Zwar räumt B. immer wieder ein, dass die von ihm analysierten Autoren auch »reale Praktiken« der Prußen gesichtet haben, bei denen die Prußen »an die heidnische Zeit« anknüpften (275, vgl. 40). In der Hauptsache aber sieht er die Wahrnehmung der Prußen in der Reformationszeit eher so, dass ihnen das »Heidnische« unterstellt wird. Er diagnostiziert »Überinterpretation« oder »Fehlinterpretation« (40. 273 ff.) harmloser Handlungen und sieht eine religiöse Aufladung ursprünglich nicht religiöser Sachverhalte durch die christlichen Interpreten: Das »Bocksopfer« sei eigentlich nicht mehr als ein großes Festmahl (247), die sog. »sermen« einfache Trinkgelage (147 f.275), das »Waideln« eigentlich eine Art Stammesversammlung (268 ff.); die prußische Festkultur sei »dämonisiert« worden (261), ein von christlichen Beobachtern als Rückgängigmachung der Taufe gedeuteter Badevorgang sei eigentlich ein Saunagang (191 f.).
Über jeden einzelnen dieser Sachverhalte mag man tatsächlich streiten. Aber ob die Untersuchung insgesamt das Urteil zulässt, das Heidentum der Prußen sei »größtenteils keine religiöse Praxis; sondern eine Zuschreibung« (276), wage ich zu bezweifeln. B. ist zuzustimmen, wenn er die Aporien der ethnologischen und der religionswissenschaftlichen Untersuchungen zur ursprünglichen »heid­nischen« Religion christianisierter Völker benennt (19f.). Richtig ist auch die Feststellung, dass viele Aussagen zu »heidnischen« Bräuchen und auch die Begrifflichkeit aus einer christlichen Perspektive herrühren. Trotzdem kann man unterstellen, dass Phä­nomene, die von den christlichen Beobachtern als »heidnisch« oder »polytheistisch« gekennzeichnet werden, eine Praxis widerspiegeln, die aus der Eigensicht vielleicht anders beschrieben werden würde, die aber doch mit einer realen religiösen Praxis verbunden sind. Kann man Kultur und Religion so scharf trennen, wie das B.s These tut, normale kulturelle Eigenarten der Ureinwohner seien in den von ihm analysierten Texten unter »Religion« und »Heidentum« verbucht worden?
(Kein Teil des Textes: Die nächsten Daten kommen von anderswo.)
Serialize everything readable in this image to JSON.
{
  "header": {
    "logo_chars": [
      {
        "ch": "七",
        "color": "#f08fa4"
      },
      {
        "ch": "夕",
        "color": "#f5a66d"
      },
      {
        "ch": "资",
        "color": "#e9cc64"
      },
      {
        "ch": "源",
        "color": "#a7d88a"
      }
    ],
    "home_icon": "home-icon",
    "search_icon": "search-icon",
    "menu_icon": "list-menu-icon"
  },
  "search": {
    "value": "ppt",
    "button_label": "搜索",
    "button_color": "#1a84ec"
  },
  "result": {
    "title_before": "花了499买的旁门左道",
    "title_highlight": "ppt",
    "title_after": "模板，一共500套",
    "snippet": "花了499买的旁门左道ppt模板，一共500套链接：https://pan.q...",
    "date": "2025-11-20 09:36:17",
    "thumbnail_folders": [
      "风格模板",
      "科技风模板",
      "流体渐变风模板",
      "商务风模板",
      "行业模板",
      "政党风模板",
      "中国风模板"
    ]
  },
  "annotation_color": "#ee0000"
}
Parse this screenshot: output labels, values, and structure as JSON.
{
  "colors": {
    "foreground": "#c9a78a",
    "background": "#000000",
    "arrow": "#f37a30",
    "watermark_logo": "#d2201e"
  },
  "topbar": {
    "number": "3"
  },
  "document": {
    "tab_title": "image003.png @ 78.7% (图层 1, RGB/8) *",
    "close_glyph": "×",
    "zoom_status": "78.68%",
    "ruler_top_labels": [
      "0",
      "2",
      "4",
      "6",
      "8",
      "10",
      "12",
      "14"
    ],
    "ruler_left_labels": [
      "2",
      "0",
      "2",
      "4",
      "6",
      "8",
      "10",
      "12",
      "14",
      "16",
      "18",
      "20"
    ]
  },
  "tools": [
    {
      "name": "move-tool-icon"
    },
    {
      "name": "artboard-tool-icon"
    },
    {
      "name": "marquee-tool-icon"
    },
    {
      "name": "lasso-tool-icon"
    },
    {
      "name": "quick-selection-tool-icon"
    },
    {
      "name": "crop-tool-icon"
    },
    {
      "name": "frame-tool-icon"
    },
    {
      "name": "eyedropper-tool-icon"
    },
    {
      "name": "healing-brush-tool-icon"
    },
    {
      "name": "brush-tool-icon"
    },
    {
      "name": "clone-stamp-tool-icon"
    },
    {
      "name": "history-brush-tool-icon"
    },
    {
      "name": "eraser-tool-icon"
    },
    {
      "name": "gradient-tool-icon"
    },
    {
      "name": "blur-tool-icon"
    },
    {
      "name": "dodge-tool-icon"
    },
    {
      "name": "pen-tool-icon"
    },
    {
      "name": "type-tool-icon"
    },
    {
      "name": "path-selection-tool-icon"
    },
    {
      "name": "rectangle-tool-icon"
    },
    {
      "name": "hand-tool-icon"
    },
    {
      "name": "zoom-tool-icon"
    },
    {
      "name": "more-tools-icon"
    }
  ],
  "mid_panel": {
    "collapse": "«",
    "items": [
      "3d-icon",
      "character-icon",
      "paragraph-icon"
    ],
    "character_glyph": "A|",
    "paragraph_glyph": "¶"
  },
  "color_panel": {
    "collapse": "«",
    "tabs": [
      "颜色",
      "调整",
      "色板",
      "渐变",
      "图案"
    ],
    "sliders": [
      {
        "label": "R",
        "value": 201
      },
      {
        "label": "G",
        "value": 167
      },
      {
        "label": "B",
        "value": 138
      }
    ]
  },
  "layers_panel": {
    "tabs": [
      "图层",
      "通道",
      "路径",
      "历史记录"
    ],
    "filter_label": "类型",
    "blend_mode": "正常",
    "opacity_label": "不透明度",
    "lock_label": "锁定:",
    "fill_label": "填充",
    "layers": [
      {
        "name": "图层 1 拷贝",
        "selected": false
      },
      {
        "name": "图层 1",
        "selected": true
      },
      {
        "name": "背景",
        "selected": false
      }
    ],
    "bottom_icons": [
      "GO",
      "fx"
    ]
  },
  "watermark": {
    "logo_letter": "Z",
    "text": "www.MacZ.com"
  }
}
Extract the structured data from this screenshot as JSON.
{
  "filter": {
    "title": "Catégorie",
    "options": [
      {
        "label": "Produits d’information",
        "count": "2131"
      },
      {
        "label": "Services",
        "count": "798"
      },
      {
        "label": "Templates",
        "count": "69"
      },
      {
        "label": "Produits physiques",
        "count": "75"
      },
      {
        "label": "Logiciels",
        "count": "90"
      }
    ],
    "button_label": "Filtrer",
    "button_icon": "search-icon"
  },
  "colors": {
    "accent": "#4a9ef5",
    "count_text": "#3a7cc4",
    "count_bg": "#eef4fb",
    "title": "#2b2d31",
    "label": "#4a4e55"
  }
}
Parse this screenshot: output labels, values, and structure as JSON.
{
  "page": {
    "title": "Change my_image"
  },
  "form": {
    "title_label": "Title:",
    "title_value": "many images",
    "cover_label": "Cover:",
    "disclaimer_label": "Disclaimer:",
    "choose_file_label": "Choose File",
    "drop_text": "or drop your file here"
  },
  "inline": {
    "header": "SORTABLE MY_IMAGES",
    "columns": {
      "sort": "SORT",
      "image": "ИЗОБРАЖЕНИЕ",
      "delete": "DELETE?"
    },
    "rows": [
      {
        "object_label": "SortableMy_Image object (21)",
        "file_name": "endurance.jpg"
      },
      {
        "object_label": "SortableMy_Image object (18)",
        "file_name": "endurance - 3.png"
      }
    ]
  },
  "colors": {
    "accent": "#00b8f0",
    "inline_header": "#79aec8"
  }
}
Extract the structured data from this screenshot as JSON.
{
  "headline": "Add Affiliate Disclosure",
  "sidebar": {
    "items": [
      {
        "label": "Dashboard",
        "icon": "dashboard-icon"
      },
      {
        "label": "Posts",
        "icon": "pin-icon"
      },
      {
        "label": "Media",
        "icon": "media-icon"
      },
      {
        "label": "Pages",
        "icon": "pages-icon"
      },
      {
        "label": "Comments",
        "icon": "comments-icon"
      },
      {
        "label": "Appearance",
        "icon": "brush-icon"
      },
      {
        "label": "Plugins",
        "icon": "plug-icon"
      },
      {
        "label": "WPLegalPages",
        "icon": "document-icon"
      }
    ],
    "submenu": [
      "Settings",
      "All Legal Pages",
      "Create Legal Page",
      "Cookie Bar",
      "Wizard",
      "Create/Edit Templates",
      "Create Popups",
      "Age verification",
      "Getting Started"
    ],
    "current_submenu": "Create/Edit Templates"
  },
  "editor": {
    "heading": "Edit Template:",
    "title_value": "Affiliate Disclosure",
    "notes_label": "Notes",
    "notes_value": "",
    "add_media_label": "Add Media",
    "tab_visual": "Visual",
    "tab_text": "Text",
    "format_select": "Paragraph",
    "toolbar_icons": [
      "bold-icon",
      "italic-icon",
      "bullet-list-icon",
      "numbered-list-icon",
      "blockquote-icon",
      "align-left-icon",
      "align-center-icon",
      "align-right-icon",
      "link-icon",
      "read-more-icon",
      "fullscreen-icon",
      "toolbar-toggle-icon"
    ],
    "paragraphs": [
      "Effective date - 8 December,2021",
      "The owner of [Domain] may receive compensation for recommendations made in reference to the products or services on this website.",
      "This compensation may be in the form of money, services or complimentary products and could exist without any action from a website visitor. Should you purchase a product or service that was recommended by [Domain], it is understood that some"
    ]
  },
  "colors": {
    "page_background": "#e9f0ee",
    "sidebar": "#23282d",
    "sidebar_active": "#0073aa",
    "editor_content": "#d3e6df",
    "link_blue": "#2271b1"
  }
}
Ein methodisches Problem steckt schon in der zentralen Fragestellung der Arbeit: »Gab es im 15. Jahrhundert noch heidnische Prußen?« (11) Diese Frage enthält eine Unschärfe, die sich auf die späteren Entscheidungen über den Realitätsgehalt der Aussagen christlicher Autoren auswirkt. Denn »heidnische Prußen« können ungetaufte Prußen sein oder Getaufte, die trotz der Taufe weiterhin ihrer alten Religion treu geblieben sind; es können aber auch getaufte Prußen sein, die bestimmte Elemente ihrer alten religi­ösen (»heidnischen«) Tradition festgehalten bzw. in ihr Christentum synkretistisch integriert haben, wie wir es auch bei anderen missionierten Völkern kennen (vgl. die missionswissenschaftliche Diskussion um »Inkulturation« und Klaus Hock, Religion als transkulturelles Phänomen, BThZ 19 [2002], 64–82).